A shrink fit is an option, but at added expense.

Perhaps it will work with a light press. The load force LA shown in the drawing won't create much axial "pull out" force on the dowel pin will it ? It seems difficult to estimate what this force might be, but it does not appear it would be much.

Thanks again,
John

 

[GregLocock]

If you look in the FAQ

faq404-1230

there is a link to a press fit calculator

Cheers

Greg Locock

Please see FAQ731-376 for tips on how to make the best use of Eng-Tips.

 

[MikeHalloran]

How many of these assemblies will you be making, say in a year?



Mike Halloran
Pembroke Pines, FL, USA

 

[John2004]

Hi everyone,

Thanks for the link Greg, that site is really good.

Mike, per year it would probably be lots of 100 to 1,000 to start, but if it works out OK, then perhaps a few thousand, I am not 100 % sure.

In my previous message, I said the support was 5/8" thick, but it is actually 7/8" thick X 1.570" long X .828" high.

I also found a press fit calculator here...

http://www.engineerstoolbox.com/index.html

The calculator lets you work both ways, i.e., you can calculate the force produced by a certain amount of interference, or put in a force and calculate the required interference.

Using this calculator and selecting AISI 4130 steel for both parts with an interference of 0.0001", I got a radial pressure of 7474.445 PSI. This pressure seems to be linear, i.e., it goes up in 7474.445 increments per each added 0.0001" of interference, so an interference of .001" produces 74,744.45 PSI.

How do I convert the radial pressure to axial force needed to remove the dowel pin?

Do I multiply the area of contact of the press-fit by radial pressure? Do I take the circumference of the .375" dowel and multiply it by the 7/8" length of contact of the press fit, to get the effective area ? This did not seem to produce meaningful results, i.e., 1.038 * 7474.445 = 7758.47

I also tried to take the length of contact * the diameter of the dowel to get the effective area or projected area, i.e., .375 * .875 = .3281.

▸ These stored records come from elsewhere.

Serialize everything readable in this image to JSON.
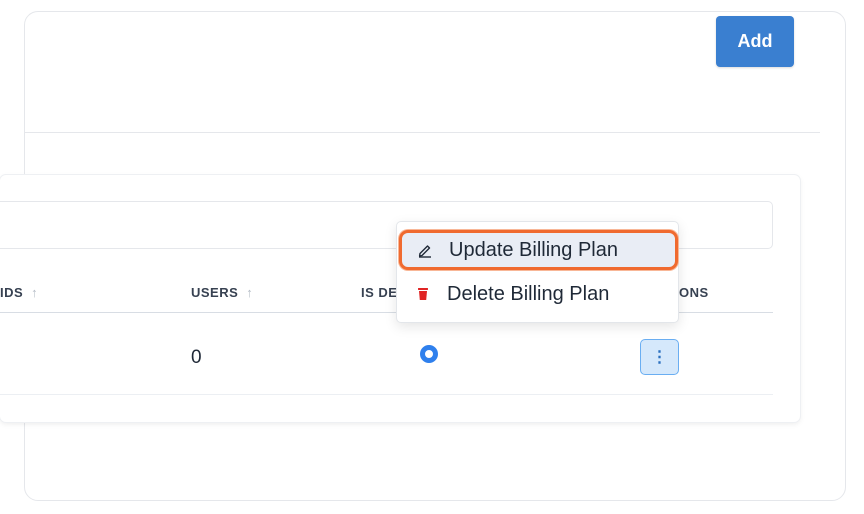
{
  "toolbar": {
    "add_label": "Add"
  },
  "table": {
    "columns": [
      {
        "label": "IDS",
        "sortable": true
      },
      {
        "label": "USERS",
        "sortable": true
      },
      {
        "label": "IS DE",
        "sortable": false
      },
      {
        "label": "ONS",
        "sortable": false
      }
    ],
    "sort_indicator": "↑",
    "rows": [
      {
        "users": "0",
        "is_default": true
      }
    ],
    "actions_glyph": "⋮"
  },
  "menu": {
    "items": [
      {
        "label": "Update Billing Plan",
        "icon": "edit-icon",
        "highlighted": true
      },
      {
        "label": "Delete Billing Plan",
        "icon": "trash-icon",
        "highlighted": false
      }
    ]
  },
  "colors": {
    "primary": "#3a7fd0",
    "highlight_outline": "#f06a2f",
    "delete_icon": "#e02424",
    "radio": "#2f80ed"
  }
}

.3281 * 7474.445 = 2452.55 pounds. That figure seems way to high to me as well.

Please let me know if anyone sees what I did wrong

Thanks again,
John

Here is the input and output from the calculator...

SOLUTION TYPE:
Calculate Pressure Given Interference

INPUT PARAMETERS:

Material Properties:
Elastic Modulus Inner, E1 = 2.972501e+07
Poisson's Ratio Inner, Nu1 = 2.9e-01
Elastic Modulus Outer, E2 = 2.972501e+07
Poisson's Ratio Outer, Nu2 = 2.9e-01
Coefficient of Friction, mu = 1.5e-01

Applied Interference and Geometry:
Radial interference, d = .0001
Inner radius of inside part, ri = 0.0e+00 (zero for solid shaft)
Outer radius of outside part, ro = .785 (1.57 / 2)
Common radius, outer radius of inner part and inner radius of outer part, r = .375
Contact length, L = .875”

RESULTS:
Calculated Radial Pressure at r, p = 7.474445e+03

 

[GregLocock]

You need the surface area of the interface, multiply that by the contact pressure, to get the axial force. Working out the coning torque capacity is rather more difficult, I used calculus.

I think that you have made at least one mistake in the inputs to that program.

Cheers

Greg Locock

Please see FAQ731-376 for tips on how to make the best use of Eng-Tips.